MMR is a good example of how idiotic people can be idiotic. All the information that it was bollocks was readily available. Even basic numeracy tells you the risks must be infinitesimal if they exist at all
I think it shows how fear can spread very easily if the fundamental facts aren't challenged by someone trustworthy. If individuals are idiotic, then surely some of the media are verging on criminally negligent in the manner of their reporting?
Some of the media reporting on the MMR was risible, but just about every health professional was on one side of the argument when it came to MMR, how much more trustworthy are we hoping people/ a case could be.
It's not just the media either, I think steps should have been taken to deny access to public services for those electing not to partake of MMR, no reason they should have been allowed to not only put their own children in jeopardy but others too
OptimisticJock wrote:
The problem with this is is not very often the correct information they're getting or it's taken out of context. They're not using the correct sites.
This is so true. There are dozens of miracle "treatments" in Russia and China that involve autologous, or even heterologous adipose "stem cell" transplants that have absolutely no basis in empirical observation. I don't know what the UK equivalent of the FDA is, but here, in USandA, the issue of ethics and accountability by physicians and industry alike is one that is part of every curriculum from high school biology on upwards (usually using thalidomide as an historical example). There needs to be a greater degree of scientific literacy from school upwards, and I don't mean being able to build an MRI, I mean a thorough and practical understanding of the ethics of claims of efficacy and quality control and safety.

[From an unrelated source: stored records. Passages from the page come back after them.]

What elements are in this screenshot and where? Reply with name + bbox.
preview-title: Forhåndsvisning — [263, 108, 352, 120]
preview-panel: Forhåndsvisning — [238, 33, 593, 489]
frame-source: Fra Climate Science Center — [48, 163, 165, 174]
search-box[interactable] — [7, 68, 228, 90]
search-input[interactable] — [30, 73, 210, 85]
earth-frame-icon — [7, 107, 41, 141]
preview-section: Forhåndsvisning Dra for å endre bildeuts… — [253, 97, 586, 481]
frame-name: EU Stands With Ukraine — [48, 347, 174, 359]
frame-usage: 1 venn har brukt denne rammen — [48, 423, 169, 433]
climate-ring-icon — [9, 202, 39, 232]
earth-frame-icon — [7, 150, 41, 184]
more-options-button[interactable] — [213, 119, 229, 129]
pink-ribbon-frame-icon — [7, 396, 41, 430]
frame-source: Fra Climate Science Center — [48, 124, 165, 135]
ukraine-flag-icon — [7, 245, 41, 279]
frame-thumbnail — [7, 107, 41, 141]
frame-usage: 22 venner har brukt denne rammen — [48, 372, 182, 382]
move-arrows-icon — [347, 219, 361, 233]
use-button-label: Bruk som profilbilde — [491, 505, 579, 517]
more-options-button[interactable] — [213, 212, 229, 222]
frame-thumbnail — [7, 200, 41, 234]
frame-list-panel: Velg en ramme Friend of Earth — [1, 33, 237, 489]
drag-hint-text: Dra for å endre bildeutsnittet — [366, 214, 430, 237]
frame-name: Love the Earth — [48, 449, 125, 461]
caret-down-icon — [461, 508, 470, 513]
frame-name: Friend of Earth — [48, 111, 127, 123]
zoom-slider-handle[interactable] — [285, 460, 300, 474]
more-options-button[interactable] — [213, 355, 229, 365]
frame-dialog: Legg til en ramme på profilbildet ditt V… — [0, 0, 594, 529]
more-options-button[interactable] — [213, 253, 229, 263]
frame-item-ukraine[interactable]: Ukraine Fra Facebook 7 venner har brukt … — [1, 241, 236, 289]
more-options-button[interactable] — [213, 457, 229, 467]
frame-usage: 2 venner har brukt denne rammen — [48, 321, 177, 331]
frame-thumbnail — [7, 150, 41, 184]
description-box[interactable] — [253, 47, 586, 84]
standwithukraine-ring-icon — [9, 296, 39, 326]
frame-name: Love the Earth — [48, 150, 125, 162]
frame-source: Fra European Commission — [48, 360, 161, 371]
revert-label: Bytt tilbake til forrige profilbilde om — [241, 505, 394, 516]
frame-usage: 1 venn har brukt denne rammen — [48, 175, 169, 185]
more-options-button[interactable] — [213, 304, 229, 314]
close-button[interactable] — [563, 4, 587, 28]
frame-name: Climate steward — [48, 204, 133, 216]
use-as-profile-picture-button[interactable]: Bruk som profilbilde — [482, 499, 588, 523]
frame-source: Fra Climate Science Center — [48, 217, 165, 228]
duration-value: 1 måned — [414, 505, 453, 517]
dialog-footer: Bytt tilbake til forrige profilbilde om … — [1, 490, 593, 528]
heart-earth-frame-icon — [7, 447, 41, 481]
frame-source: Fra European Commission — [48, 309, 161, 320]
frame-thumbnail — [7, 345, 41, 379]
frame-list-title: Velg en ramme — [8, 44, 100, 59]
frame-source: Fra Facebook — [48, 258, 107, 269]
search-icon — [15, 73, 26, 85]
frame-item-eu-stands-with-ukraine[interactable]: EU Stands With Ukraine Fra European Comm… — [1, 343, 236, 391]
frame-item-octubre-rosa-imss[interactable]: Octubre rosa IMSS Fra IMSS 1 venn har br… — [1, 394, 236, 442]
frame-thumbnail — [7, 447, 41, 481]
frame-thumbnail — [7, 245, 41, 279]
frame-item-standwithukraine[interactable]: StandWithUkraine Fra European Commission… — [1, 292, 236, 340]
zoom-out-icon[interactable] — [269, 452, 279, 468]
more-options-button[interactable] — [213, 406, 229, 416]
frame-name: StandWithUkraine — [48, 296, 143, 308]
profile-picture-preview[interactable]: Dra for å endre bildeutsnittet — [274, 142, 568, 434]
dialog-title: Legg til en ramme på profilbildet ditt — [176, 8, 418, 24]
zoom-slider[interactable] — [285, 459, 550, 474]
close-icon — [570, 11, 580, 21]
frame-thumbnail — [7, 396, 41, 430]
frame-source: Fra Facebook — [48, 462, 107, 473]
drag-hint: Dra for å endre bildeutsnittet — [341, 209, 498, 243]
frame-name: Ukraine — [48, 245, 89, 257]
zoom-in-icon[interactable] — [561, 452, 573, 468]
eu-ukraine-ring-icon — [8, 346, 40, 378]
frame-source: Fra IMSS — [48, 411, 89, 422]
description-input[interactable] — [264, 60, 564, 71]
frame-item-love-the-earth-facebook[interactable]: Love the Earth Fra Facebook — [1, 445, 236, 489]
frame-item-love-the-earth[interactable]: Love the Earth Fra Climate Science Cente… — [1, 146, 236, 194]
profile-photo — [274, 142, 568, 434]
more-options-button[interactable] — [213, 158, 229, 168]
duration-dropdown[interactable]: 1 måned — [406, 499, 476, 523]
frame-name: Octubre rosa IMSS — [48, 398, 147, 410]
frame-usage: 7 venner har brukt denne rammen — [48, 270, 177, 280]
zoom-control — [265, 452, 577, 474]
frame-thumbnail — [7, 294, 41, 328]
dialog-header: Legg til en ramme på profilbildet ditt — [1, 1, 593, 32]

Sandy, "The most qualified and competent health practitioner's website looks no more convincing than a quack's" is not accurate. People that like cute dolphins don't buy tuna that doesn't say that cute dolphin-killing practices were not used. If a quack claims efficacy without a valid formal approval through a centralised regulatory body, the consequences for making such claims should be severe. See Mr. (formerly Dr. ) Wakefield for example.
I'm not disputing the impact. My point is that a webpage belonging to a genuine expert can be very similar to one provided by a quack unless the searche has some background knowledge to compare against.
If they were tv ads the quack would be regulated, but not on the internet.
What genuine experts have their own websites? That is madness. Institutes, companies, and individual laboratories within each have a web presence but no credible health professional has a site dedicated to making claims of efficacy based on a single individual. Biosketch, yes, CURE!!, fuck no.
Eugene Wrayburn wrote:
MMR is a good example of how idiotic people can be idiotic. All the information that it was bollocks was readily available. Even basic numeracy tells you the risks must be infinitesimal if they exist at all
I think it shows how fear can spread very easily if the fundamental facts aren't challenged by someone trustworthy. If individuals are idiotic, then surely some of the media are verging on criminally negligent in the manner of their reporting?
Some of the media reporting on the MMR was risible, but just about every health professional was on one side of the argument when it came to MMR, how much more trustworthy are we hoping people/ a case could be.
It's not just the media either, I think steps should have been taken to deny access to public services for those electing not to partake of MMR, no reason they should have been allowed to not only put their own children in jeopardy but others too
This.
I refuse to have a battle of wits with an unarmed person.